Group Communication Theory

This resource will help you group your audience based on their common characteristics. It also introduces a group's roles, status, power, and hierarchy. The purposes of different groups in the workplace are explored.

What is a Group

If Two's Company and Three's a Crowd, What is a Group?

This old cliché refers to the human tendency to form pairs. Pairing is the most basic form of relationship formation; it applies to childhood "best friends," college roommates, romantic couples, business partners, and many other dyads (two-person relationships). A group, by definition, includes at least three people. We can categorize groups in terms of their size and complexity.

When we discuss demographic groups as part of a market study, we may focus on large numbers of individuals that share common characteristics. If you are the producer of an ecologically innovative car such as the Smart ForTwo, and know your customers have an average of four members in their family, you may discuss developing a new model with additional seats. While the target audience is a group, car customers don't relate to each other as a unified whole. Even if they form car clubs and have regional gatherings, a newsletter, and competitions at their local race tracks each year, they still subdivide the overall community of car owners into smaller groups.

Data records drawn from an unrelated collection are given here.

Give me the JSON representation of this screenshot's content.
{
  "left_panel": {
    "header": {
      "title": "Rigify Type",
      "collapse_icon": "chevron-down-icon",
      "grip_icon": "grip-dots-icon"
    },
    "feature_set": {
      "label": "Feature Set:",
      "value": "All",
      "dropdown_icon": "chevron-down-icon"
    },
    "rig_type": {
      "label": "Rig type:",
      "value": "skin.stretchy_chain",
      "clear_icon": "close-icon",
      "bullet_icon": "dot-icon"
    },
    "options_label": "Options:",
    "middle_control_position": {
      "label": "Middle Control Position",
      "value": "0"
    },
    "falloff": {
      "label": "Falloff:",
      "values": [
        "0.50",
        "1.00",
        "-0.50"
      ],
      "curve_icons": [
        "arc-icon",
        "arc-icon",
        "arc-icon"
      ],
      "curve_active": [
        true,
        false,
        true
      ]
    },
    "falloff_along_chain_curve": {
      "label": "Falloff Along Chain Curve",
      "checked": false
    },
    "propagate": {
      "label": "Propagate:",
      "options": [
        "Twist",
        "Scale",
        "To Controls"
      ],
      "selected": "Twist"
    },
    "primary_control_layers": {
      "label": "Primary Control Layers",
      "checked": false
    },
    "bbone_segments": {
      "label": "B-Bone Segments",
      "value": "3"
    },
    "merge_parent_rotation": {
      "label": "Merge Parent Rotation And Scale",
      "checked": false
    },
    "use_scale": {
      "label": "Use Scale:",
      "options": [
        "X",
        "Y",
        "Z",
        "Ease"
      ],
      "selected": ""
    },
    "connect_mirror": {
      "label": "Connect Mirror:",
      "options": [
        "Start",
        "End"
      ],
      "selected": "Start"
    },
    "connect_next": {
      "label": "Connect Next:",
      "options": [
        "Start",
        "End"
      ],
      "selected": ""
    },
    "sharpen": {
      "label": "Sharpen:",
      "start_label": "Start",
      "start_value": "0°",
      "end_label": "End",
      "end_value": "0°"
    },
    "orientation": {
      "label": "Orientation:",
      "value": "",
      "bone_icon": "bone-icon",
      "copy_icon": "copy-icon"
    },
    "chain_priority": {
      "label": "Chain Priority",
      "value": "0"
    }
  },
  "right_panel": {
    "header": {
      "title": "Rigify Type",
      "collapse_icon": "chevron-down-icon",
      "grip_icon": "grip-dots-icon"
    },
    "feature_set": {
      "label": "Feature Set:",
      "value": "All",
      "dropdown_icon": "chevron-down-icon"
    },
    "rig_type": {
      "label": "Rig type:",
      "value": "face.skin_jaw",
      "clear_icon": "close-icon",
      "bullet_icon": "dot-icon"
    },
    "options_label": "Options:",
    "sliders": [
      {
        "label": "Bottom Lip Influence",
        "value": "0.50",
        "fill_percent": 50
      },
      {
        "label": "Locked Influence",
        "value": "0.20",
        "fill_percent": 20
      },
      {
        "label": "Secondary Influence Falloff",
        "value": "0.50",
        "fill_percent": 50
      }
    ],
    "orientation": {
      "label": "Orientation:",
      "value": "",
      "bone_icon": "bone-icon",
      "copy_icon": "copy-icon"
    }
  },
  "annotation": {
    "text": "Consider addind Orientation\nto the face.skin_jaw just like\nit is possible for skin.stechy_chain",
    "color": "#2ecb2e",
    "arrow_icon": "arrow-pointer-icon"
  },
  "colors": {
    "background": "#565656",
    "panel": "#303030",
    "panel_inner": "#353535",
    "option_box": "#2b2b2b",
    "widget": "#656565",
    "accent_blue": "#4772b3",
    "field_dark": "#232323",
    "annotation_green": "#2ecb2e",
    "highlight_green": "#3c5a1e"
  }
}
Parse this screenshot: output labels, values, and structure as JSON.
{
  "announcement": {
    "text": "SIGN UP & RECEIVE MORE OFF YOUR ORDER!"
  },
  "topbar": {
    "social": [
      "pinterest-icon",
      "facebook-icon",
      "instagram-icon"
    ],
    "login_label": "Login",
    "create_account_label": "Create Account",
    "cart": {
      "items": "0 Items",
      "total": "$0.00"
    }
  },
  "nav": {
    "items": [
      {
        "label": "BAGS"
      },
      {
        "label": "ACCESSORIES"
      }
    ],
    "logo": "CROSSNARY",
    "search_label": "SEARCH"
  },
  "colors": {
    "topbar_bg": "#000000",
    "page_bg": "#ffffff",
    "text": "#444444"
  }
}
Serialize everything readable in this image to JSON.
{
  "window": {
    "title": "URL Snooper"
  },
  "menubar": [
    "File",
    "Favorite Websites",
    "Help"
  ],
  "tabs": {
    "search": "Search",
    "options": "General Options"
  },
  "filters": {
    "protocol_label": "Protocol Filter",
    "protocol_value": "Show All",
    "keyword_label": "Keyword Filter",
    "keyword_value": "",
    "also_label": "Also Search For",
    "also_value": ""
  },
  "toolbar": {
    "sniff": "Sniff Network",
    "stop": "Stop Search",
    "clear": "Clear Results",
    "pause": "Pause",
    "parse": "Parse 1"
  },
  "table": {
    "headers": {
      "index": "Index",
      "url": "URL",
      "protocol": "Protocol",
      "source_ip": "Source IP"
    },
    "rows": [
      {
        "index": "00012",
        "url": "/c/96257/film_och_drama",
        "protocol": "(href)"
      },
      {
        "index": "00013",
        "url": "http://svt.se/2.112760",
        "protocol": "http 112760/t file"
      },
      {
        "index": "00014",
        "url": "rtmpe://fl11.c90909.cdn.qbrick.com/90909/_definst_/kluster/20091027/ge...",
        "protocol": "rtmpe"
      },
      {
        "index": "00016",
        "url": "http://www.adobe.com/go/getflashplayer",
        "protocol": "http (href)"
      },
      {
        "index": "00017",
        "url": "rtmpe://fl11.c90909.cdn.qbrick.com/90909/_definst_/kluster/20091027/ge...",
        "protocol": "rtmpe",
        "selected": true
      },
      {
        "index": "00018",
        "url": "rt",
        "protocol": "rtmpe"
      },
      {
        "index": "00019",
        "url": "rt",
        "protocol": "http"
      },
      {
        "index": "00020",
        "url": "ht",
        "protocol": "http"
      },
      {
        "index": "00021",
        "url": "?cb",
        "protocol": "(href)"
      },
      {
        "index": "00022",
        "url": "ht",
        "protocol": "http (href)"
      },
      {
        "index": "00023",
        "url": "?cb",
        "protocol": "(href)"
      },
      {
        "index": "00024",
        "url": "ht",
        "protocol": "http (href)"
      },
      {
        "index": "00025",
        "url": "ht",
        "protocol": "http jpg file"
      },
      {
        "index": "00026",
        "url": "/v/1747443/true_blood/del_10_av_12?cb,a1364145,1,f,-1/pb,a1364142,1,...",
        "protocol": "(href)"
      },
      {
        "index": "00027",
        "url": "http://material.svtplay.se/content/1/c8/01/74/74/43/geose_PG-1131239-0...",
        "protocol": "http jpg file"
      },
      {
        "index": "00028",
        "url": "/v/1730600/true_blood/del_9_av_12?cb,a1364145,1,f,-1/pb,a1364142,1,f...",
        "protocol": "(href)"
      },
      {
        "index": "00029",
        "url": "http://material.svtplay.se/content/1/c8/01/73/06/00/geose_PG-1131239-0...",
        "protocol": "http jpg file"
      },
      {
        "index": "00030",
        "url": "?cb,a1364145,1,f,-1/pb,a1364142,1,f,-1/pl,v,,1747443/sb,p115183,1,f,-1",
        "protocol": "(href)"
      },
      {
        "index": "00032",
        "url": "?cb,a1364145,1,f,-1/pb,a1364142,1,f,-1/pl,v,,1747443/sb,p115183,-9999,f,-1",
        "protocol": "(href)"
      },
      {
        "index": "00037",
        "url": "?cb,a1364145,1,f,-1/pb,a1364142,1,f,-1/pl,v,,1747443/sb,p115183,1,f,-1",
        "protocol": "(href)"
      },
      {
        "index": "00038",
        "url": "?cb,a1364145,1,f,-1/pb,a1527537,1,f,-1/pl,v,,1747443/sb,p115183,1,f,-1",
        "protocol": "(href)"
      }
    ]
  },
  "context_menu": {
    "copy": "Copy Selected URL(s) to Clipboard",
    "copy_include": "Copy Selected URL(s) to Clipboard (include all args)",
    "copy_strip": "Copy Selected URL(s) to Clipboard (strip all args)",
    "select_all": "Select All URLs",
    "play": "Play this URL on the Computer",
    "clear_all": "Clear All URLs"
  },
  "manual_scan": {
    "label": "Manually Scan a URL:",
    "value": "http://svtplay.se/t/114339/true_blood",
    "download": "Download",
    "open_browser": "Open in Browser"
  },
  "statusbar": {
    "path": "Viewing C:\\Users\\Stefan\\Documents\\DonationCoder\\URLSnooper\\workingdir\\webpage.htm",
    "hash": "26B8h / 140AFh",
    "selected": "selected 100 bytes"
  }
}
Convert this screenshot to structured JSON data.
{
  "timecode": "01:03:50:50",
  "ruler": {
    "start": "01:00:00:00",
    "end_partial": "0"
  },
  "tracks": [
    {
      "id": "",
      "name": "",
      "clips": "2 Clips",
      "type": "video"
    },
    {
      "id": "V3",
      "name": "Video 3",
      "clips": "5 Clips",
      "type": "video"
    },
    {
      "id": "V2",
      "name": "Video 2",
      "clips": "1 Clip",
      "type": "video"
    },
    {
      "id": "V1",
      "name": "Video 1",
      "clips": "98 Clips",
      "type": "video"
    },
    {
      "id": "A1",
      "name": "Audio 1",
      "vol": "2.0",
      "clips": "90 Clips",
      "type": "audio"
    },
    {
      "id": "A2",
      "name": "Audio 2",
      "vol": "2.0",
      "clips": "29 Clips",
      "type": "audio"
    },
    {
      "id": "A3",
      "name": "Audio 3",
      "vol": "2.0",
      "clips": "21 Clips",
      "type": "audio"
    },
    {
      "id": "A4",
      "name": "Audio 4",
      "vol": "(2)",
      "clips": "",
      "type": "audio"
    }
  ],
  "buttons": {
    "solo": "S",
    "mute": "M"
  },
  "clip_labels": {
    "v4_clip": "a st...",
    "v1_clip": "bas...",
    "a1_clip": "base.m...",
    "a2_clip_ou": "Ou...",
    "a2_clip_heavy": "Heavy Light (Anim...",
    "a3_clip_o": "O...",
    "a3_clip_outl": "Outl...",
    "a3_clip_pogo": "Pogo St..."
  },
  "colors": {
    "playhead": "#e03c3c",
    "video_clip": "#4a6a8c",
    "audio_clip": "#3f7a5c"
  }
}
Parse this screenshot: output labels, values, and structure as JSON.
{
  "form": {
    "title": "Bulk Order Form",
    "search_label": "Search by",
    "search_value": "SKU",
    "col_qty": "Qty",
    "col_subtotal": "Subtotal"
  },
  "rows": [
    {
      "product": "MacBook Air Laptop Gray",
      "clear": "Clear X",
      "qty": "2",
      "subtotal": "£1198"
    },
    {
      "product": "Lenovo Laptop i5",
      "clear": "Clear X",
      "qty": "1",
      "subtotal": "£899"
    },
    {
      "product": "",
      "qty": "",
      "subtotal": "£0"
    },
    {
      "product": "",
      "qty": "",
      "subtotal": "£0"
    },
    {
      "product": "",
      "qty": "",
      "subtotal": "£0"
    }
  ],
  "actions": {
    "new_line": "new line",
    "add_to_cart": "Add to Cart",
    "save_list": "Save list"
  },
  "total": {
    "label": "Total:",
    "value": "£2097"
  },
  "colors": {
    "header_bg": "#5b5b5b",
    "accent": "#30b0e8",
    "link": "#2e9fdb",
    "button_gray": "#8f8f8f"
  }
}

The larger the group grows, the more likely it is to subdivide. Analysis of these smaller, or microgroups, is increasingly a point of study as the internet allows individuals to join people of similar mind or habit to share across time and distance. A microgroup is a small, independent group that has a link, affiliation, or association with a larger group. With each additional group member the number of possible interactions increases.

Table 2.1 Possible Interaction in Groups

Number of Group Members 2 3 4 5 6 7 8
Number of Possible Interactions 2 9 28 75 186 441 1,056

Small groups normally contain between three and eight people. One person may involve intrapersonal communication, while two may constitute interpersonal communication, and both may be present within a group communication context. You may think to yourself before taking a speech turn or writing your next post, and you may turn to your neighbor or co-worker and have a side conversation, but a group relationship normally involves three to eight people.

In Table 2.1 "Possible Interaction in Groups", you can quickly see how the number of possible interactions grows according to how many people are in the group. At some point we all find the possible and actual interactions overwhelming, and subdivide into smaller groups. Forums may have hundreds or thousands of members, and you may have hundreds of friends on MySpace or FaceBook, but how many do you regularly communicate with? You may be tempted to provide a number well north of eight, but if you exclude the "all to one" messages, such as a general Twitter to everyone (but no one person in particular), you'll find the group norms will appear.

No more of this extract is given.